I have always loved meditation and wondered whether the mindfulness-based Body Scan practise would detract from the self-transcendent nature of meditation.

I wondered how to relate the Mindfulness-based practise of the Body Scan in Mindfulness-Based Stress Reduction (MBSR) course to the Advaita tradition of meditation that is transcendent of the personal sense of self and having no-relationship to the bodily senses.

We have the capacity for caring for ourselves and our physical well-being. The Body Scan helps to facilitate connecting me to the body sensations and physical sense of self. In this mindfulness-based practise, one is first settled, feeling safe and at ease, and then gradually guided through awareness of the breath and the body from the feet up to the top of head. Usually after a Body Scan practise, I feel relaxed in my body, and at ease with myself, with more open awareness of my body as it-is.
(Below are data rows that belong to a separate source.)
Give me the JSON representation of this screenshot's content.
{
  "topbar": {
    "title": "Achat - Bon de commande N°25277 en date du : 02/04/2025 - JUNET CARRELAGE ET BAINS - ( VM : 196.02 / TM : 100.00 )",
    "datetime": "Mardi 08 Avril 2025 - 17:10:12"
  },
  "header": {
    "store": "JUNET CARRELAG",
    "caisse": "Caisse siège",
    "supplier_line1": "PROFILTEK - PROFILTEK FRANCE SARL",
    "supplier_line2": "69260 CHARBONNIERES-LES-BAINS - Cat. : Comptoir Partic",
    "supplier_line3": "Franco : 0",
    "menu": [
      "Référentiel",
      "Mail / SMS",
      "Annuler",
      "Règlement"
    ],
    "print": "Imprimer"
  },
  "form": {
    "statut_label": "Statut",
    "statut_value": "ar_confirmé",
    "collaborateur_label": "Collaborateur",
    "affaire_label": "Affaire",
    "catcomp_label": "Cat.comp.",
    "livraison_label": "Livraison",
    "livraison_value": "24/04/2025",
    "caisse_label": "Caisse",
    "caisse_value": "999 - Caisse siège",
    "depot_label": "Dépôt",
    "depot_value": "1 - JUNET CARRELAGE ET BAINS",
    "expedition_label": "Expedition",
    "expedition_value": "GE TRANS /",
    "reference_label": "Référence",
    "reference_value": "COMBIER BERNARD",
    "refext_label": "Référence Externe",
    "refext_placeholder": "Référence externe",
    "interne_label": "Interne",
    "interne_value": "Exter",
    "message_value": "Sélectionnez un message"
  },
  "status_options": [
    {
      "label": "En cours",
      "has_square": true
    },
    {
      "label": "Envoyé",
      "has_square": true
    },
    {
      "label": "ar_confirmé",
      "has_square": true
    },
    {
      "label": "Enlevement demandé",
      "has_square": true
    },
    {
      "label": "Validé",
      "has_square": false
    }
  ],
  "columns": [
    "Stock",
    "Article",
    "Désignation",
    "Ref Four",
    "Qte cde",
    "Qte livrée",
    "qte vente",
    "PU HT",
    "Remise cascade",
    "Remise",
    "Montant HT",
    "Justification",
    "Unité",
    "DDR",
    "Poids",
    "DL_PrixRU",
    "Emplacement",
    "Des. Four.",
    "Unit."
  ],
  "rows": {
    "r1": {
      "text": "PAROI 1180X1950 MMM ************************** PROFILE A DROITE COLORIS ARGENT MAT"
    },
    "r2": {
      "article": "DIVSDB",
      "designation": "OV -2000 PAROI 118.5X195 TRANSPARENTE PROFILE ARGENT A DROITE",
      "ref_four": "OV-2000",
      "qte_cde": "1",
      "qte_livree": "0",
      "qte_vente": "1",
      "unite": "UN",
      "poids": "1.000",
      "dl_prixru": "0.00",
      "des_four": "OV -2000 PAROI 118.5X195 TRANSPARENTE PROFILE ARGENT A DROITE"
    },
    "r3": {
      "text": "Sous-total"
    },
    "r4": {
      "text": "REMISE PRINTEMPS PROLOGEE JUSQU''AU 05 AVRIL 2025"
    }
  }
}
Not trying to do more or attempting to relax any tension in the body.

In the meditation practise of the Advaita tradition that I had practised for many years, the sitting meditation practice would deepen inwardly, experiencing transcendence of being no-one, not attached to the body, thoughts and feelings. In this state of consciousness, I would sit still for hours, sometimes meditating through the night. The goal of meditation of being no-one had the effect of not sensing or being aware of the body.
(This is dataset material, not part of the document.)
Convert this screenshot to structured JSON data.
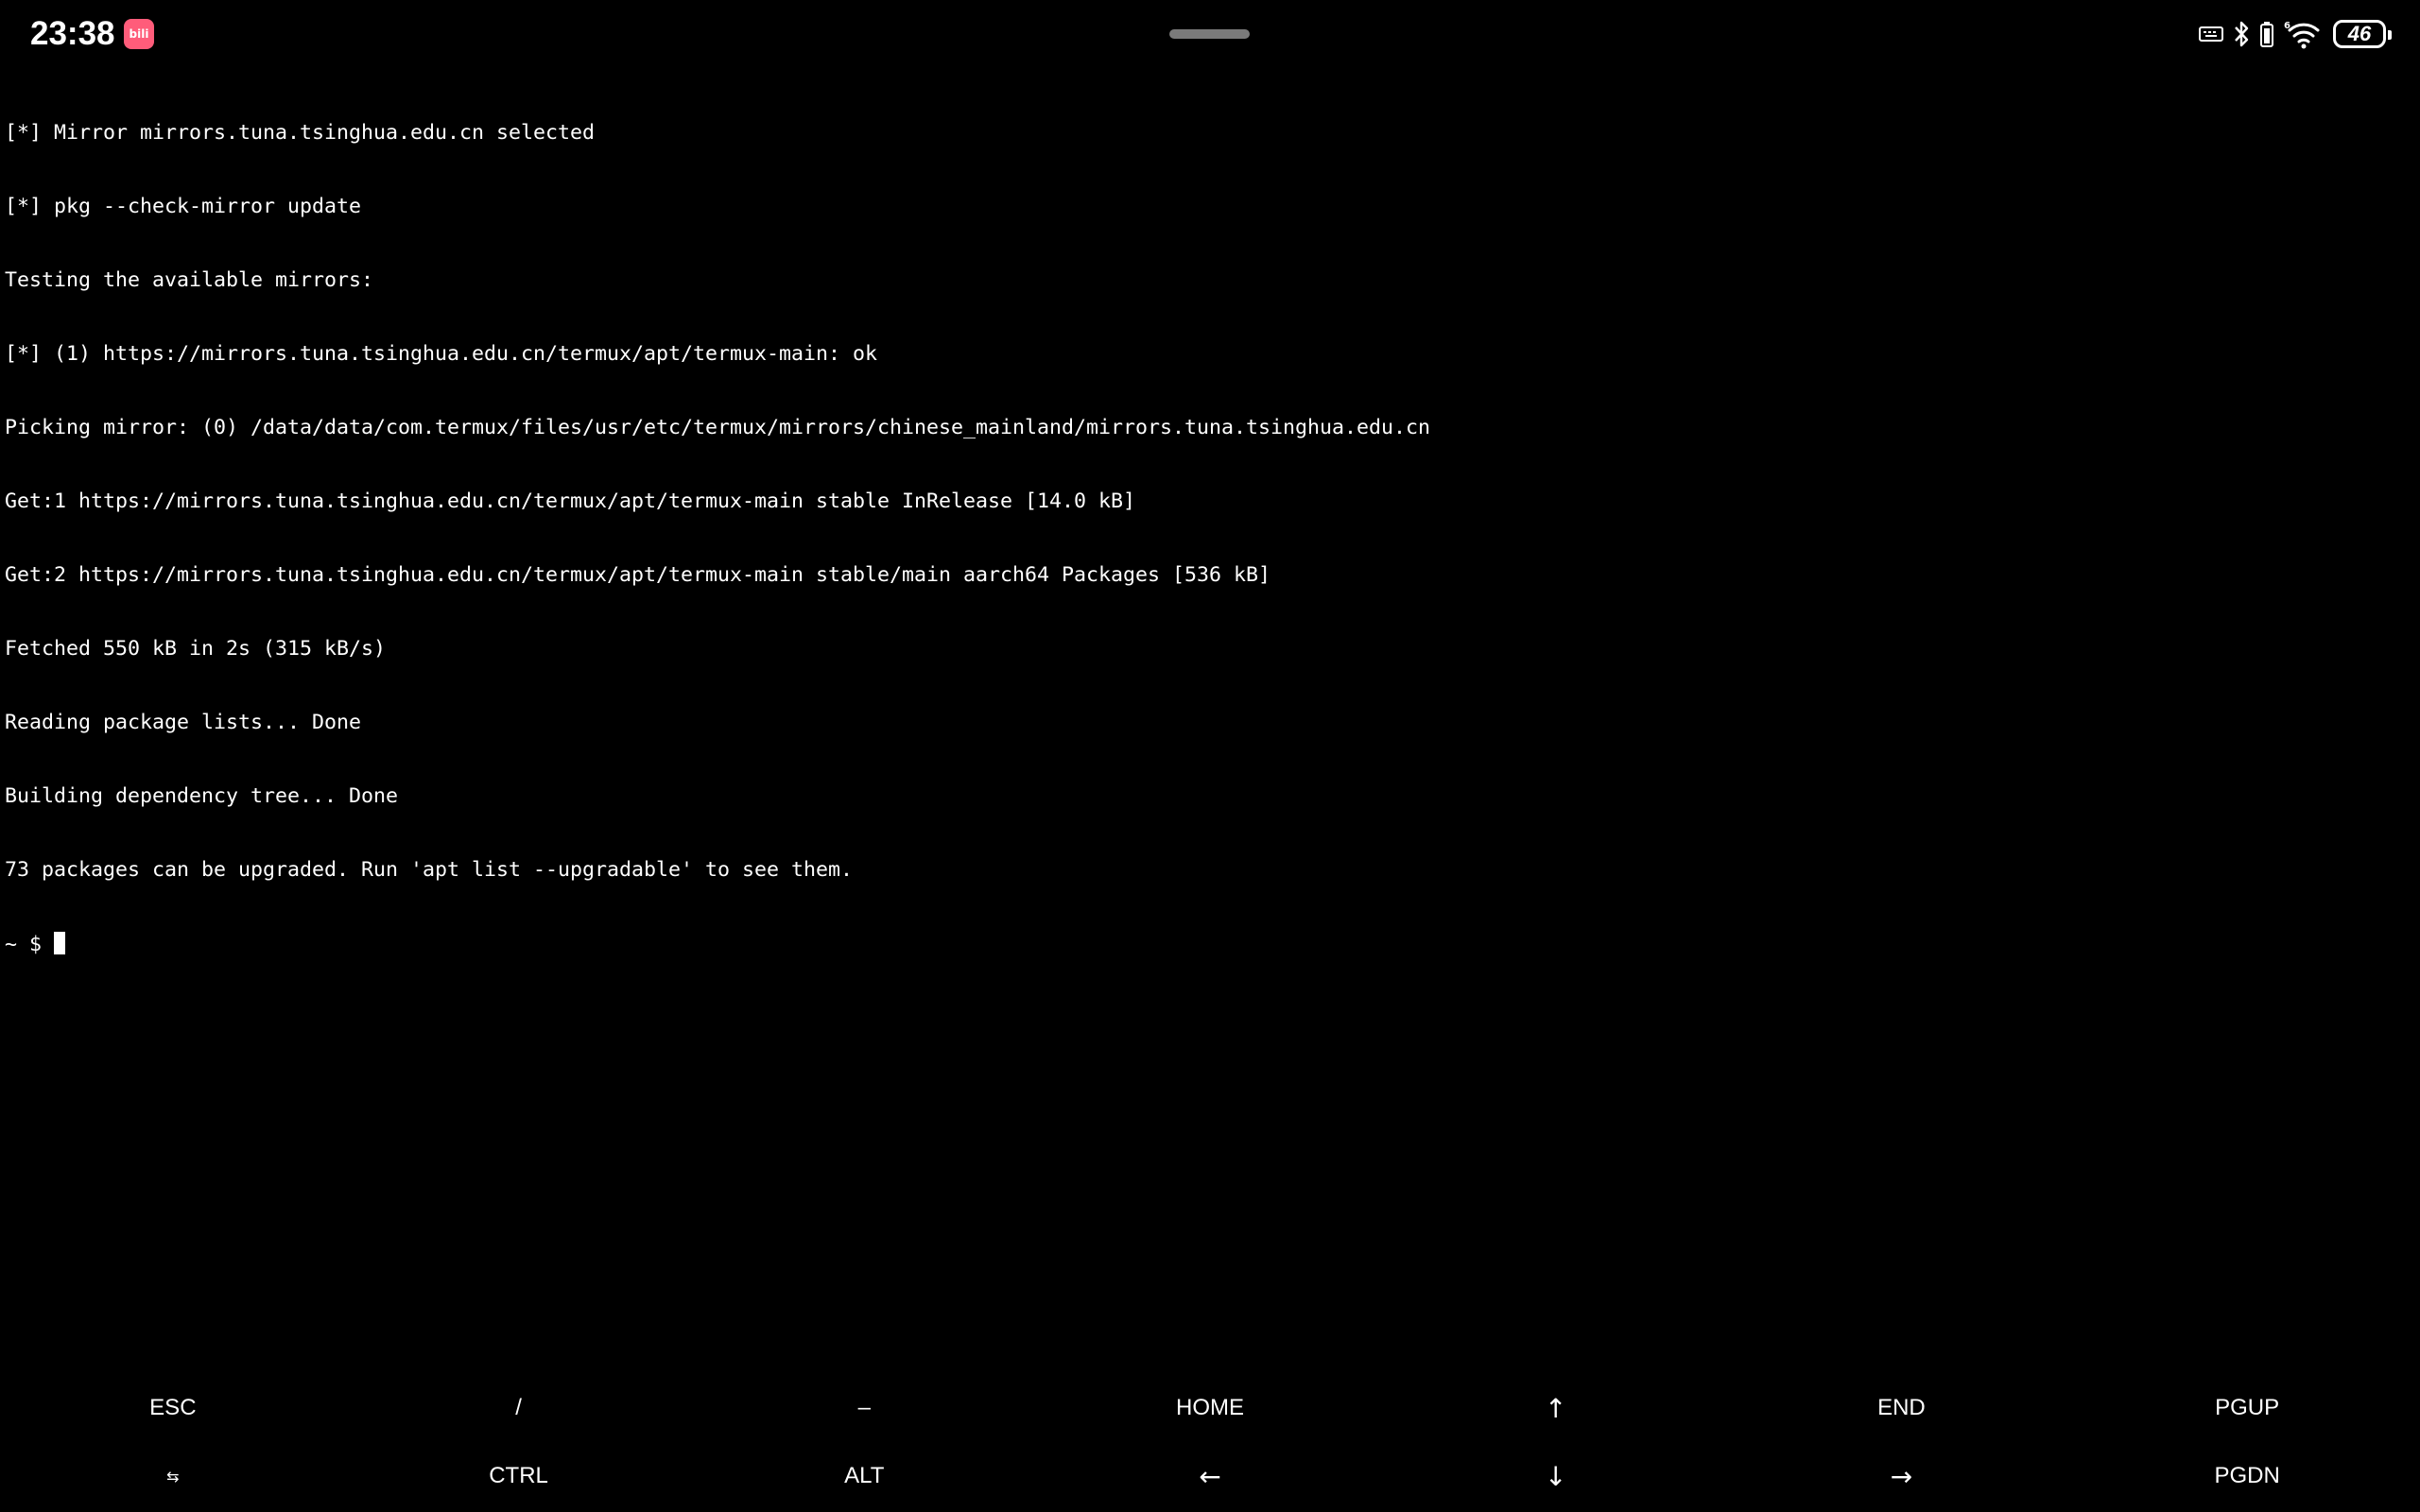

Do I meditate being aware of the body, or do I meditate in consciousness and open awareness, disregarding the body? The Advaita practise (as I have experienced it myself) was to not relate to the body, and the Body Scan practise was to be in the body, to be aware of the body.

My answer is both, by relating how the Body Scan and awareness of the body and senses fills the personal sense of self within an open awareness of consciousness that Advaita is pointing to as Non-Duality. The Body Scan has enabled me to link and integrate the body in a wider awareness that included the body as part of the wholeness of self.

Sometimes the pitfall in meditation, by not relating to the body while deep in meditation can also easily lead to disassociating from the body and not caring for the self.

This integration is an open awareness of the Self as consciousness that also includes the comfort and ease of the body. The body and bodily sensations are not problems to be transcended. Instead, the body is included in this open awareness. The body has itself an intelligence that is opened to a wider consciousness.